Says C.J. Radford, vice president of the data security firm Vormetric:

The ongoing persistence of the [Edward] Snowden [WikiLeaks] story with its continuing revelations appears to be reaching people’s consciousness. At the same time, I don’t believe that most U.S. consumers have connected the dots. … The large amount of private information about them exists because it was collected for other purposes, such as advertising, billing, service delivery, etc. … But they are learning, and the level of awareness is rising.

For now, maybe.

Matt Straz of MediaPost posits that the next generation, a group born after 9/11 that he calls Homelanders, won’t even notice. They’ve “been monitored since birth, thanks to crib cams and other devices,” he writes. “Facebook, Twitter and Instagram have helped make this generation the most documented in history.
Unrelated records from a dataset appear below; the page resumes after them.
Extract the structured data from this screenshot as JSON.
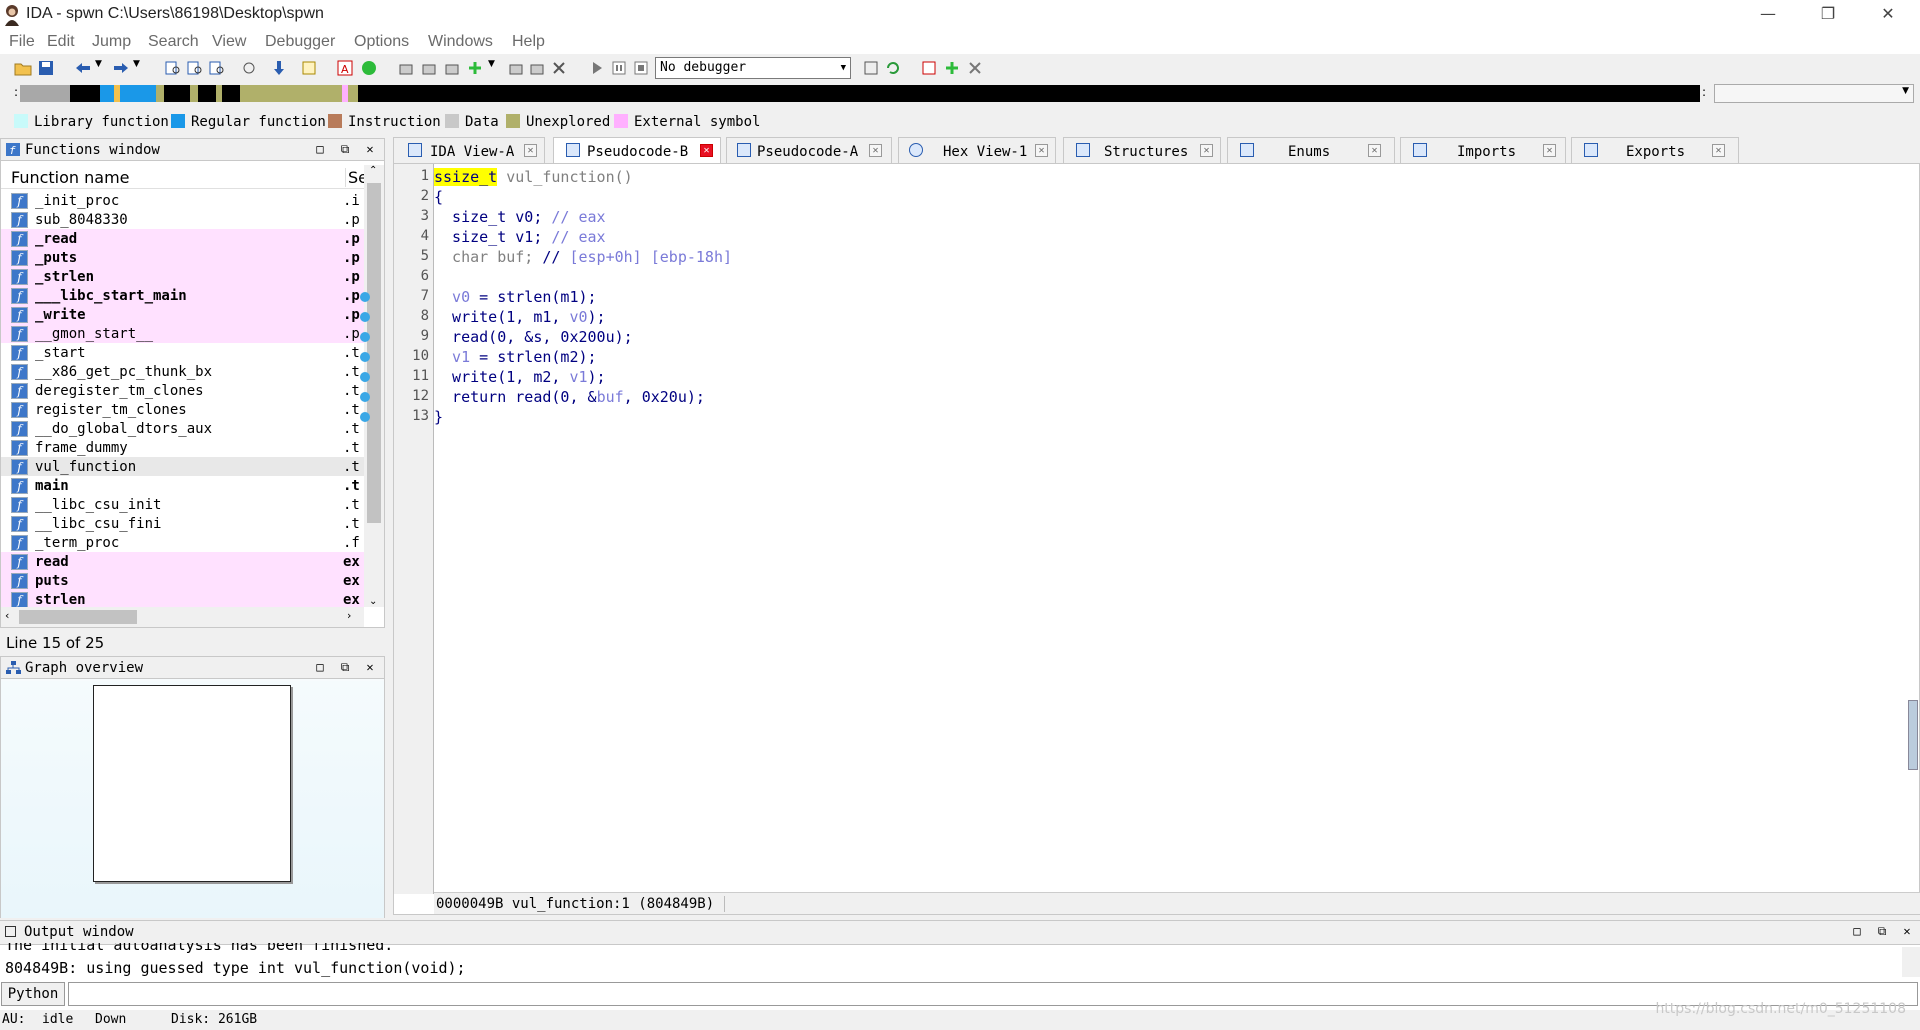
{
  "window": {
    "title": "IDA - spwn C:\\Users\\86198\\Desktop\\spwn",
    "minimize": "—",
    "restore": "❐",
    "close": "✕"
  },
  "menu": [
    "File",
    "Edit",
    "Jump",
    "Search",
    "View",
    "Debugger",
    "Options",
    "Windows",
    "Help"
  ],
  "toolbar": {
    "debugger_value": "No debugger"
  },
  "legend": [
    {
      "label": "Library function",
      "color": "#c8fafa"
    },
    {
      "label": "Regular function",
      "color": "#1a98e8"
    },
    {
      "label": "Instruction",
      "color": "#b87b5a"
    },
    {
      "label": "Data",
      "color": "#c8c8c8"
    },
    {
      "label": "Unexplored",
      "color": "#b0b06a"
    },
    {
      "label": "External symbol",
      "color": "#ffb0ff"
    }
  ],
  "functions_window": {
    "title": "Functions window",
    "col_name": "Function name",
    "col_segment": "Se",
    "rows": [
      {
        "name": "_init_proc",
        "seg": ".i",
        "style": ""
      },
      {
        "name": "sub_8048330",
        "seg": ".p",
        "style": ""
      },
      {
        "name": "_read",
        "seg": ".p",
        "style": "ext bold"
      },
      {
        "name": "_puts",
        "seg": ".p",
        "style": "ext bold"
      },
      {
        "name": "_strlen",
        "seg": ".p",
        "style": "ext bold"
      },
      {
        "name": "___libc_start_main",
        "seg": ".p",
        "style": "ext bold"
      },
      {
        "name": "_write",
        "seg": ".p",
        "style": "ext bold"
      },
      {
        "name": "__gmon_start__",
        "seg": ".p",
        "style": "ext"
      },
      {
        "name": "_start",
        "seg": ".t",
        "style": ""
      },
      {
        "name": "__x86_get_pc_thunk_bx",
        "seg": ".t",
        "style": ""
      },
      {
        "name": "deregister_tm_clones",
        "seg": ".t",
        "style": ""
      },
      {
        "name": "register_tm_clones",
        "seg": ".t",
        "style": ""
      },
      {
        "name": "__do_global_dtors_aux",
        "seg": ".t",
        "style": ""
      },
      {
        "name": "frame_dummy",
        "seg": ".t",
        "style": ""
      },
      {
        "name": "vul_function",
        "seg": ".t",
        "style": "sel"
      },
      {
        "name": "main",
        "seg": ".t",
        "style": "bold"
      },
      {
        "name": "__libc_csu_init",
        "seg": ".t",
        "style": ""
      },
      {
        "name": "__libc_csu_fini",
        "seg": ".t",
        "style": ""
      },
      {
        "name": "_term_proc",
        "seg": ".f",
        "style": ""
      },
      {
        "name": "read",
        "seg": "ex",
        "style": "ext bold"
      },
      {
        "name": "puts",
        "seg": "ex",
        "style": "ext bold"
      },
      {
        "name": "strlen",
        "seg": "ex",
        "style": "ext bold"
      }
    ],
    "line_status": "Line 15 of 25"
  },
  "graph_overview": {
    "title": "Graph overview"
  },
  "tabs": [
    {
      "label": "IDA View-A",
      "active": false
    },
    {
      "label": "Pseudocode-B",
      "active": true
    },
    {
      "label": "Pseudocode-A",
      "active": false
    },
    {
      "label": "Hex View-1",
      "active": false
    },
    {
      "label": "Structures",
      "active": false
    },
    {
      "label": "Enums",
      "active": false
    },
    {
      "label": "Imports",
      "active": false
    },
    {
      "label": "Exports",
      "active": false
    }
  ],
  "code": {
    "line_numbers": [
      "1",
      "2",
      "3",
      "4",
      "5",
      "6",
      "7",
      "8",
      "9",
      "10",
      "11",
      "12",
      "13"
    ],
    "breakpoint_lines": [
      7,
      8,
      9,
      10,
      11,
      12,
      13
    ],
    "status": "0000049B vul_function:1 (804849B)"
  },
  "output": {
    "title": "Output window",
    "lines": [
      "The initial autoanalysis has been finished.",
      "804849B: using guessed type int vul_function(void);"
    ],
    "python_label": "Python"
  },
  "status": {
    "au": "AU:",
    "state": "idle",
    "direction": "Down",
    "disk": "Disk: 261GB"
  },
  "watermark": "https://blog.csdn.net/m0_51251108"
}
As they grow up, Homelanders will not chafe against surveillance because it’s all they’ve ever known.”

So here are my own private thoughts, the things I’m grappling with: Does the idea that everyone knows everything about you work as a safeguard, a hedge in your life that helps you make better decisions? More moral decisions? Or does the overexposure actually wear down our resolve to live rightly before men, degrading our commitment to letting “your good deeds shine out for all to see, so that everyone will praise your heavenly Father”? (Matthew 5:16) After all, it’s hard to keep up appearances when you’re appearing every second of every day.